Flight crew, who are in theory supposed to be trained by their airlines to assess threats, appear either unable or unwilling to assess whether a curly-haired Italian guy in jeans and a Lacoste sweater, who is literally the embodiment of prematurely absent-minded professor, is in fact planning to bring down an aircraft.

Clearly, airlines across the board have not instructed their crews in proper analysis of threats, and that they have not done so after repeated racist incidents like this is shameful. At this stage, nearly any process would be better than the default that airlines seem to have chosen: “assume all brown people are terrorists and get them off the plane”.

The balance of evidence shows that the noise of prejudiced people worried about brown passengers is significantly greater than the signal of actual threat.

At this point, deterring racists needs to happen more frequently than deterring terrorism

Airlines need to act, and then we need some form of deterrent for racists, whether motivated by animus or ignorance, to stop these false alarms. Can we name a single reported incident that has been foiled by passengers spotting something on an aircraft before a terrorist takes action?

Frankly, if there is no “sorry” in this particular “better safe than sorry” then there is precisely zero benefit that airlines have decided that “safe” means “brown people are systematically targeted because of racism”.

Worse, the current situation where passengers are permitted to decide who flies and who doesn’t is both disgraceful and untenable.

Southwest has a track record of removing Muslim passengers from flights without good reason. Image: Southwest

Southwest has a track record of removing Muslim passengers from flights without good reason.
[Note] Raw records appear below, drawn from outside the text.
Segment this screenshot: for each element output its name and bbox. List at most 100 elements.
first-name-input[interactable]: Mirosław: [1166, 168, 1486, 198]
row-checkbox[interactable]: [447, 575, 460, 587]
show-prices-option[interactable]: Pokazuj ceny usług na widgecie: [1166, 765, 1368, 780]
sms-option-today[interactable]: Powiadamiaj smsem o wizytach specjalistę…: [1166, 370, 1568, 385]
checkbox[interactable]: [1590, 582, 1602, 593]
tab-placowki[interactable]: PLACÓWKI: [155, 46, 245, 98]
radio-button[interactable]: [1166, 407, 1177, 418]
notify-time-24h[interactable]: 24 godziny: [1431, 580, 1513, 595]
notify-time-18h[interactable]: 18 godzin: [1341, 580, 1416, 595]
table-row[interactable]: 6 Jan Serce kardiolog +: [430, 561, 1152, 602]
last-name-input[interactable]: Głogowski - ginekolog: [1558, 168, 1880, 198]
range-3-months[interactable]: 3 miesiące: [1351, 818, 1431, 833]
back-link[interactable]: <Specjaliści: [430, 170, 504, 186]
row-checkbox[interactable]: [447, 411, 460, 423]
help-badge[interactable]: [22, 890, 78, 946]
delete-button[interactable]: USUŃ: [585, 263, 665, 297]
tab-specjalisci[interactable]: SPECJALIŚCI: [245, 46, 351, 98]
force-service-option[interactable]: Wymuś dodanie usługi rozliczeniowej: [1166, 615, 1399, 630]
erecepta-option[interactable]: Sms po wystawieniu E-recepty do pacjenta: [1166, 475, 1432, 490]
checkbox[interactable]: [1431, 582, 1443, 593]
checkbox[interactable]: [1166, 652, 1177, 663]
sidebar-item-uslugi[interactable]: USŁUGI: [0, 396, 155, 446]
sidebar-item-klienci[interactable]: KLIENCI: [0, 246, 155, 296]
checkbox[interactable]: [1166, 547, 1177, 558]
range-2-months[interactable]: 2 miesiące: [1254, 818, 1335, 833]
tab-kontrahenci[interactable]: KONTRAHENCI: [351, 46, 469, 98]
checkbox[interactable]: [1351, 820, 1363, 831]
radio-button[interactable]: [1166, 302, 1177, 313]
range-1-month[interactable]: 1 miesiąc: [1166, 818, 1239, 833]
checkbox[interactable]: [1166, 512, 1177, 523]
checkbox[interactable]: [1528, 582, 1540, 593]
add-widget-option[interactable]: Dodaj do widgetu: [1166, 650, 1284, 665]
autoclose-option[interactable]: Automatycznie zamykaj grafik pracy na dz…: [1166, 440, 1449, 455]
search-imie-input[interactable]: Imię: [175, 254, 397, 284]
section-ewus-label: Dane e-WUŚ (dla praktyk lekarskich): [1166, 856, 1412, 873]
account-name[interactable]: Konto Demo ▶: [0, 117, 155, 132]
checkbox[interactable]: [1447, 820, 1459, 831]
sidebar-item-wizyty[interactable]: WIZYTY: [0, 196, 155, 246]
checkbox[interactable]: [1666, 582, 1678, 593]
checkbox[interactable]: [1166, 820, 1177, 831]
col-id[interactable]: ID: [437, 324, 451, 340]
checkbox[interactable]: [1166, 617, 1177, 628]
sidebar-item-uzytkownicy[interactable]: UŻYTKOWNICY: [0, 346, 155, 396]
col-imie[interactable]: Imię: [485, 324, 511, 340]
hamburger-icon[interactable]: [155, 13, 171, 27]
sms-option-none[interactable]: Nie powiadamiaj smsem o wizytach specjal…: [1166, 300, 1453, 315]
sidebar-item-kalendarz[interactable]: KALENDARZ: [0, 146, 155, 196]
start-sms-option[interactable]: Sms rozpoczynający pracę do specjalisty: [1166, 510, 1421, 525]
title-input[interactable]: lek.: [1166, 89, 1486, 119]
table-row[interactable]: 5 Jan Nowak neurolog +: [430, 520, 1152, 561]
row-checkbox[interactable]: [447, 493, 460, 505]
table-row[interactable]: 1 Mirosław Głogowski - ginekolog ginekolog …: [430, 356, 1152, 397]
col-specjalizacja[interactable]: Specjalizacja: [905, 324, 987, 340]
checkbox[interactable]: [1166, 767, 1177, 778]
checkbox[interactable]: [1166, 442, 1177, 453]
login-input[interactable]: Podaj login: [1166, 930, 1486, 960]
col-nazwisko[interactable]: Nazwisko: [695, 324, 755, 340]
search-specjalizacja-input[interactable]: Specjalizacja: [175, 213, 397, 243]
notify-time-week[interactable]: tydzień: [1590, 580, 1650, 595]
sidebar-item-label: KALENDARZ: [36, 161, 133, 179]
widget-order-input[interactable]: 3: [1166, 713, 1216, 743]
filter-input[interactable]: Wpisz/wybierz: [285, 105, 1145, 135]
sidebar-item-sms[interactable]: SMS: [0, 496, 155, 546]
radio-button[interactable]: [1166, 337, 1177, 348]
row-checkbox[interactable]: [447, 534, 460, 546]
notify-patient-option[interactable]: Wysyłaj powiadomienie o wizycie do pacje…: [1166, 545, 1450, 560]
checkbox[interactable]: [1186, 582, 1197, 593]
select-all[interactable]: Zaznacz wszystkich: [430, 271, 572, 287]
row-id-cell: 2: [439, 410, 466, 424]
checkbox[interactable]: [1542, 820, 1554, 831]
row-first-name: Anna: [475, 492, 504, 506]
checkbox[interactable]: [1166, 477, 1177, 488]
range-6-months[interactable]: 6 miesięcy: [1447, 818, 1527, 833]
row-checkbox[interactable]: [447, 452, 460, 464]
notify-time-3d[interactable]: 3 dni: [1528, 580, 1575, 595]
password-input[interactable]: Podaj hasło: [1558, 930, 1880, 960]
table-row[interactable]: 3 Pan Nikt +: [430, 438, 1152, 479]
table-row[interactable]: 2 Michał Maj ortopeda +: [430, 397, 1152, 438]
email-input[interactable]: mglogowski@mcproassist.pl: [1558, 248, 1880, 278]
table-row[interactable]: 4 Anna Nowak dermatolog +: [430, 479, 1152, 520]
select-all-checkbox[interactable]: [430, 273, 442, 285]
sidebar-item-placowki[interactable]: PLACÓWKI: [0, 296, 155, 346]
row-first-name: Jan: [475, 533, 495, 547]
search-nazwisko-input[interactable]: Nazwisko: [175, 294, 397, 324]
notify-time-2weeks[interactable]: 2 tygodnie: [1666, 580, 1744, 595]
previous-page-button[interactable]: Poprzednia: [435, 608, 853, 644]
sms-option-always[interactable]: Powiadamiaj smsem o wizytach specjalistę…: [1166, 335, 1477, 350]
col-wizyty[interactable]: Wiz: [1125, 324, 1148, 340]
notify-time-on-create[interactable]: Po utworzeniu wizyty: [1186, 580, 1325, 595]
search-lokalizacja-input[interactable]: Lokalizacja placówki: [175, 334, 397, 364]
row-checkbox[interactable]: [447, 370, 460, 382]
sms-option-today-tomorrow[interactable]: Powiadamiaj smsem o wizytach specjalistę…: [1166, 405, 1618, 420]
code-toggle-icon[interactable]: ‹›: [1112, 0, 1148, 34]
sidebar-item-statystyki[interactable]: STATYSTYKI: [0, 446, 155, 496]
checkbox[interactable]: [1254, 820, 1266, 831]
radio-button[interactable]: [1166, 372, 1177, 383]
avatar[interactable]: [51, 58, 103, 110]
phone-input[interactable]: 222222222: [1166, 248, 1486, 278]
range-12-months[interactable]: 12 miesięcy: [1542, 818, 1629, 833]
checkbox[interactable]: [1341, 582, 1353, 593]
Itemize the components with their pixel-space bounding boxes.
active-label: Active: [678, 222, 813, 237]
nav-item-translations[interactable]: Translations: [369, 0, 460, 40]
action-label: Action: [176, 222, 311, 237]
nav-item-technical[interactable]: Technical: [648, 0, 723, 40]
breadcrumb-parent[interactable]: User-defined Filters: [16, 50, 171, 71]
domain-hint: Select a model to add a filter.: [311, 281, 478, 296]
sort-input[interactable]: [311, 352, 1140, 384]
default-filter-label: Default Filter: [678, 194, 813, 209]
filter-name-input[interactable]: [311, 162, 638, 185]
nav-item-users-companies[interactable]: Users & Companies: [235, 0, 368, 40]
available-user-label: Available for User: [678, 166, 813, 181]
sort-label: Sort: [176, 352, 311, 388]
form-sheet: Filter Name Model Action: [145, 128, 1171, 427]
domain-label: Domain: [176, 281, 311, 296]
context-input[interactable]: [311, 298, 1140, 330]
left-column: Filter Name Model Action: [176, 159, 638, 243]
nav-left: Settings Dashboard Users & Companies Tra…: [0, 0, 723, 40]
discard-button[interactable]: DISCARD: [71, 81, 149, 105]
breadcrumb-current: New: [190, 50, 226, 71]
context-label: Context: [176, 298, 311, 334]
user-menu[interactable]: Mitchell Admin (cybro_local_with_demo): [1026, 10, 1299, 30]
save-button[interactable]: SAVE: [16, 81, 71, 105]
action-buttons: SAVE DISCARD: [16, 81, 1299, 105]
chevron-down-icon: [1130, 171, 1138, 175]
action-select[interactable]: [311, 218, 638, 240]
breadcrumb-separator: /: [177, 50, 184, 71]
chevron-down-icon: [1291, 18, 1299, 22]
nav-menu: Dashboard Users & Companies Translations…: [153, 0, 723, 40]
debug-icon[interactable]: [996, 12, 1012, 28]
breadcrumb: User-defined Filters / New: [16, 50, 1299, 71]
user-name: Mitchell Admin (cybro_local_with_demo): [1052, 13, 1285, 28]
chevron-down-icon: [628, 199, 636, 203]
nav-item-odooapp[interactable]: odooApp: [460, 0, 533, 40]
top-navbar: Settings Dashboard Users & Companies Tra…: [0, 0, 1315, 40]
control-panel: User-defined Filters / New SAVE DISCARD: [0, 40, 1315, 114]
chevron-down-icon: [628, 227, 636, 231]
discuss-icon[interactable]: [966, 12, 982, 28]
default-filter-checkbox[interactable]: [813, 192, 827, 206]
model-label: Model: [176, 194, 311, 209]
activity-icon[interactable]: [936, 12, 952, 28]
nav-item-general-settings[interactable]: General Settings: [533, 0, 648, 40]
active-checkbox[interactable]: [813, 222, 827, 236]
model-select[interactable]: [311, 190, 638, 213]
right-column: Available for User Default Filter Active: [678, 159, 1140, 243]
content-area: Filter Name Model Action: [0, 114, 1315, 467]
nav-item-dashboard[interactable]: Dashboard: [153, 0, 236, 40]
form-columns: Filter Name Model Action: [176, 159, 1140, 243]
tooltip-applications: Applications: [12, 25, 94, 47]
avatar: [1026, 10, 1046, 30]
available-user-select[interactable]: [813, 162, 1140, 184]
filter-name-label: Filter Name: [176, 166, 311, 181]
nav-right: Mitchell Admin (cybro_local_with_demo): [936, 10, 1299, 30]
Image: Southwest

Allowing Salem-style accusations free rein is even worse than the US government’s opaque, inaccurate and nonsensical list that can’t tell whether the Yusuf Islam — painfully, a literal translation of “Joe Peace” — is the singer formerly known as Cat Stevens, a nickname for Catherine Stevens, the wife of former US Senator Ted Stevens, or one of the many, many people whose names are flagged.

How about every passenger who reports on a security risk also by default has to be taken off their flight so that they are available to help the crew and other authorities with enquiries, and if it turns out to be racist or malicious then they are given a warning and the airline notified?

How about every time there’s one of these security concerns we actually have the plane swept by security teams, just in case?

How about there is an actual process for investigating this kind of statement, which includes consequences for frivolous or vexatious complaints? Frankly, if we require a full name, ID, contact details, specific information about the matter of concern, and a signature under penalty of perjury to take down an MP3 from a website, it doesn’t seem unreasonable to look into reporting standards for suspected terrorism.

How about inserting a stock statement in the crew manuals for “racist false alarm”, to be read out after the person pulled off an aircraft and cleared to fly is returned to their seat?

How about regulators monitoring and sanctioning airlines that deny boarding without cause, particularly on the basis of protected classes like race, religion, color or national origin?

“If you see something, say something” has gone too far when what is seen is non-white people, and what is said is clearly based on racist prejudice.

#IHateTheWait at the TSA, airlines? Well, #IHateTheHate more. It’s time to fix it.